По ночам он почти не спал: лежал и напряженно прислушивался, не нарушит ли ночную тишину какой-нибудь необычный шум. Что, если они подкрадутся к дому и выломают дверь? В воображении он уже слышал испуганные вопли жены и маленькой дочки. И всю ночь он мучился такими мыслями; задремывал и снова просыпался, ожидая, когда раздастся вой разъяренной толпы. Заслышав вдалеке вой собаки, он так ясно представлял себе оголтелую чернь, что несколько раз вставал, шел к окну и выглядывал наружу — не полыхает ли где пожар. Жена просыпалась и спрашивала сонным голосом: «Что там случилось?» Он отвечал беззаботно: «Ничего, спи спокойно» — и, убедившись, что на этот раз и правда ничего не случилось, возвращался в постель. Про себя он решил, что принесет из сарая топор и будет держать его под рукой на случай, если придется защищать свой дом. Бывало, едва забывшись сном, он вскакивал и бежал к окну, когда мимо дома проезжал грузовик или повозка: стоял и всматривался в темноту — не полицейская ли это машина мчится к месту беспорядков. Почти все ночи проходили в такой тревоге, и только утро приносило облегчение.

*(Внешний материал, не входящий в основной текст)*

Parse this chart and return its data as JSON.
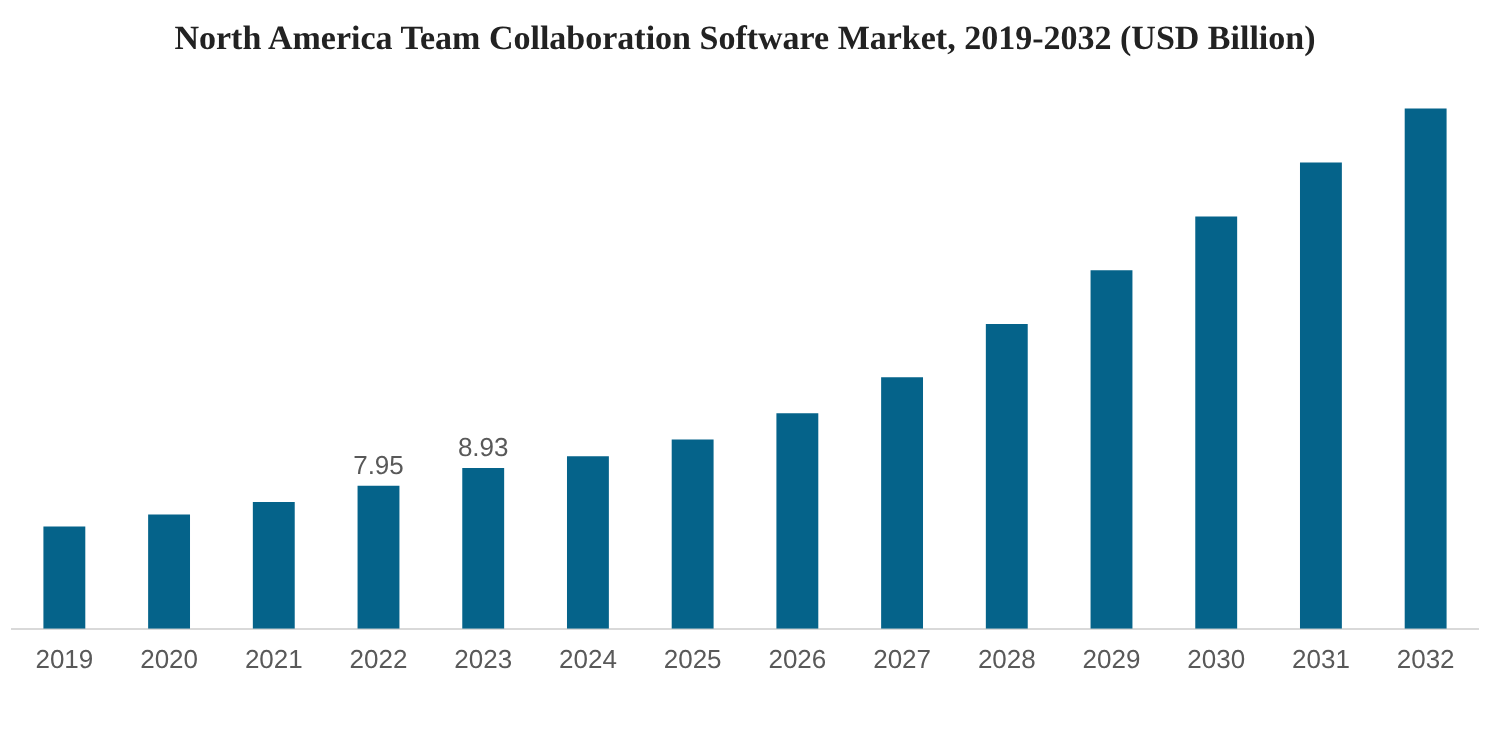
{
  "chart_data": {
    "type": "bar",
    "title": "North America Team Collaboration Software Market, 2019-2032 (USD Billion)",
    "categories": [
      "2019",
      "2020",
      "2021",
      "2022",
      "2023",
      "2024",
      "2025",
      "2026",
      "2027",
      "2028",
      "2029",
      "2030",
      "2031",
      "2032"
    ],
    "values": [
      5.69,
      6.35,
      7.04,
      7.95,
      8.93,
      9.59,
      10.51,
      11.97,
      13.98,
      16.93,
      19.92,
      22.91,
      25.91,
      28.9
    ],
    "value_labels": [
      null,
      null,
      null,
      "7.95",
      "8.93",
      null,
      null,
      null,
      null,
      null,
      null,
      null,
      null,
      null
    ],
    "color": "#05638a",
    "tick_labels": "x",
    "grid": false,
    "legend": false
  }
}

Все уверяли, что события начнутся в следующую среду, 29-го. В этот день распря вспыхнет в открытую. Почему был выбран именно этот день — неясно, но все его называли. В конторе только и разговоров было, что о 29-м. Подготовка в доме у дяди велась лихорадочным темпом. Дядя сказал ему: «Я очень рад, что 29-го мы покончим с этой канителью. Напряжение разрядится раз и навсегда. Мы очистим этот город от скверны. В конце концов, их здесь всего сто пятьдесят тысяч, а нас…» — И он углубился в головоломную статистику.
Решающий час приближался. Наш приятель, предаваясь своим печальным мыслям, часто спрашивал себя, кто и как заронит первую искру: неужели в какую-то назначенную минуту член одной общины открыто даст пощечину члену другой?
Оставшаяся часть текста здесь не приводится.